Published models of ciprofloxacin are to a large extent similar in terms of identified covariates [8, 11,12,13,14,15]. The most commonly found are body weight and renal function. We also observed this in other commonly used antibiotics such as vancomycin and meropenem [39, 40]. Undoubtedly, the body weight and renal function reflect a large portion of the PK variability. From a clinical perspective, however, there are likely additional factors that are explanatory for the PK variability between ICU patients, such as those mentioned earlier. We showed in this study that despite a larger dataset, the resulting model is not necessarily more elucidative, which may also explain the differences in the reported PK parameters of published studies and this study, as there may be differences in the distribution of yet unknown but potentially influential covariates between studies. This raises our concern on the covariates identifiability through conventional PK modeling approaches. As the traditional compartmental models represent the biological system with a high level of abstraction at the cost of omitting much detail, we may not be able to identify the covariates that are carried in granular clinical data.

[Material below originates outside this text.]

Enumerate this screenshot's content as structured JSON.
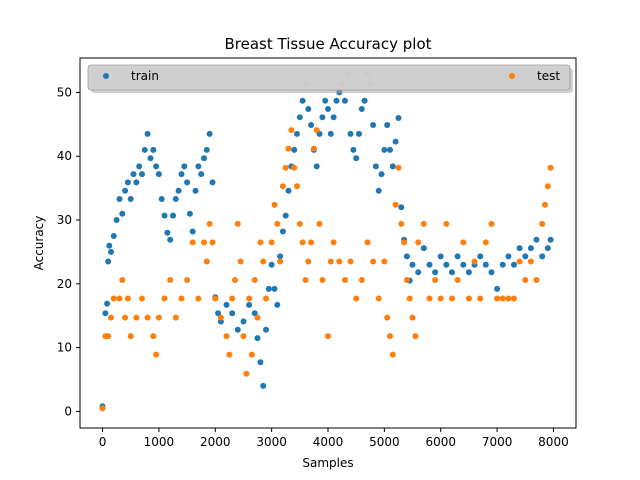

Dosing may alternatively be optimized through model-based therapeutic drug monitoring where individual dose advice can be produced using the individual PK parameters.

5 Conclusions

We developed a pooled population PK model of ciprofloxacin representative for a large ICU population on the basis of data from three studies. The model was able to describe the population but there was still a large amount of IIV unexplainable by commonly deployed covariates. In addition, a modest PK variability between studies was also revealed. Therefore, a simple dose strategy of ciprofloxacin suitable for all ICU patients remains challenging and improved models or feedback from therapeutic drug monitoring may be needed.